There is another advantage. The PIE formula can be truncated to give upper and lower bounds for the true value (the Bonferroni inequalities). The same is true of the formula involving the Betti numbers.
Markov bases
This comes from the work of Diaconis and Sturmfels on contingency tables. A contingency table is simply a matrix of non-negative integers with prescribed row and column sums. It is difficult to count contingency tables, even approximately, but it is important to be able to choose one at random. One possible tool for this is to create a Markov chain, in which a sequence of simple moves takes us to a random table. One simple move is: reduce the (i,k) and (j,l) entries by 1, and increase the (i,l) and (j,k) entries by 1.
More generally, given a fixed matrix A with non-negative integer entries, we want a Markov chain on the set of solutions of Ax = b, for given b.
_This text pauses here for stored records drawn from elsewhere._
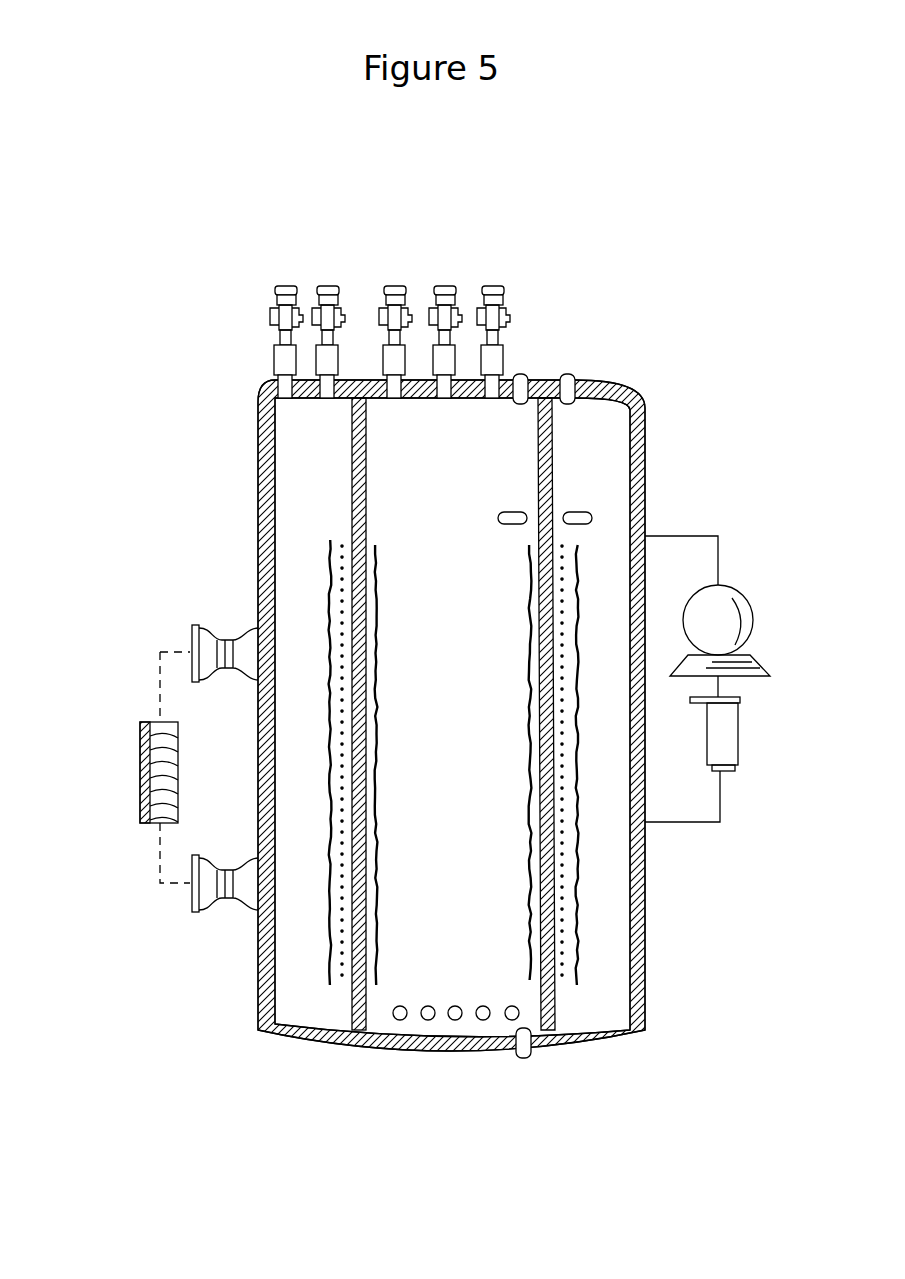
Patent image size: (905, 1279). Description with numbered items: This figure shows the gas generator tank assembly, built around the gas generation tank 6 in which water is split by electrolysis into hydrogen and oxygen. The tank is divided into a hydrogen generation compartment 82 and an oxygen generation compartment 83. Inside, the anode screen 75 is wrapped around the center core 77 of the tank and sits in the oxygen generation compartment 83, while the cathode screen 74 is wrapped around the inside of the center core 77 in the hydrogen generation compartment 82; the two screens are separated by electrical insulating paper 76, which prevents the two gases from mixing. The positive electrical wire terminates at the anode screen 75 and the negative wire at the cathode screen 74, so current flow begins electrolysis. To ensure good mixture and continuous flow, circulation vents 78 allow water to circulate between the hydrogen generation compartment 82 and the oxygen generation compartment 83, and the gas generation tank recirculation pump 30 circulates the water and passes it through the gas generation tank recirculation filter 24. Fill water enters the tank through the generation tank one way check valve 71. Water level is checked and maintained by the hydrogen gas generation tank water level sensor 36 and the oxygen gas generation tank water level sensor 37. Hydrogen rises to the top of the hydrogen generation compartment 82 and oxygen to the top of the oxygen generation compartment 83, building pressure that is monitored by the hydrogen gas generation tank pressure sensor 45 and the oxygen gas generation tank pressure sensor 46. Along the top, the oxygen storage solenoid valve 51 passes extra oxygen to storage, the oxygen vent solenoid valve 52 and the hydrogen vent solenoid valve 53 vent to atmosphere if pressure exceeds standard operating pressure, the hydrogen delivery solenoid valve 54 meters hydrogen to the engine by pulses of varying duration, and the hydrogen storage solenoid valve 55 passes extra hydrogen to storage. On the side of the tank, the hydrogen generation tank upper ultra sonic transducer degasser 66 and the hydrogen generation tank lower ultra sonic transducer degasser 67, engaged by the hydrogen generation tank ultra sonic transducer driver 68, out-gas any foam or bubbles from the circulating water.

The gas generation tank 6 is at (612, 1043).
The gas generation tank recirculation filter 24 is at (736, 706).
The gas generation tank recirculation pump 30 is at (752, 602).
The hydrogen gas generation tank water level sensor 36 is at (511, 526).
The oxygen gas generation tank water level sensor 37 is at (578, 511).
The hydrogen gas generation tank pressure sensor 45 is at (522, 372).
The oxygen gas generation tank pressure sensor 46 is at (570, 375).
The oxygen storage solenoid valve 51 is at (278, 346).
The oxygen vent solenoid valve 52 is at (323, 400).
The hydrogen vent solenoid valve 53 is at (390, 283).
The hydrogen delivery solenoid valve 54 is at (446, 400).
The hydrogen storage solenoid valve 55 is at (520, 300).
The hydrogen generation tank upper ultra sonic transducer degasser 66 is at (215, 634).
The hydrogen generation tank lower ultra sonic transducer degasser 67 is at (192, 908).
The hydrogen generation tank ultra sonic transducer driver 68 is at (134, 742).
The generation tank one way check valve 71 is at (520, 1057).
The cathode screen 74 is at (527, 760).
The anode screen 75 is at (328, 705).
The electrical insulating paper 76 is at (342, 978).
The center core 77 is at (555, 1018).
The circulation vents 78 is at (408, 1010).
The hydrogen generation compartment 82 is at (490, 710).
The oxygen generation compartment 83 is at (617, 710).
We can add to x any element of the kernel of A without changing b; so we need to take a set of generators of Ker(A) as a module over the integers. So we need to test whether given elements generate this kernel. This can be done by translating into commutative algebra. Any integer vector y in Ker(A) can be written as y^{+}−y^{−}, where the two vectors have non-negative integer coefficients.
A non-negative integer vector z can be translated into a monomial m(z) by using its entries as exponents. Now the vectors y^{+}−y^{−} generate the kernel if and only if the binomials m(y^{+})−m(y^{−}) generate the corresponding ideal. Now binomial ideals are not as simple as monomial ideals, but are still simpler (theoretically and computationally) than arbitrary ideals; so this is a reasonable way to proceed.
However this is not the final answer, since whatever moves we make in the Markov chain on solutions of Ax=b for fixed b must not take us outside the set of non-negative integer vectors, so some moves will have to be disallowed. There is a “local” form of the Diaconis–Sturmfels Theorem which covers this.
For a small example, consider the equation x+y=b. The “fibre” consists of the integer points on the line segment from (0,b) to (b,0). The moves ±(1,−1), restricted so as not to leave the fibre, clearly reach every point. If instead we use the moves ±(2,−2) and ±(3,−3), the fibres with b≥3 are connected, but the fibres with b=1 and b=2 each fall into two components. The corresponding binomials x^{2}−y^{2} and x^{3}−y^{3} generate an ideal of codimension 1 in the ideal generated by x−y.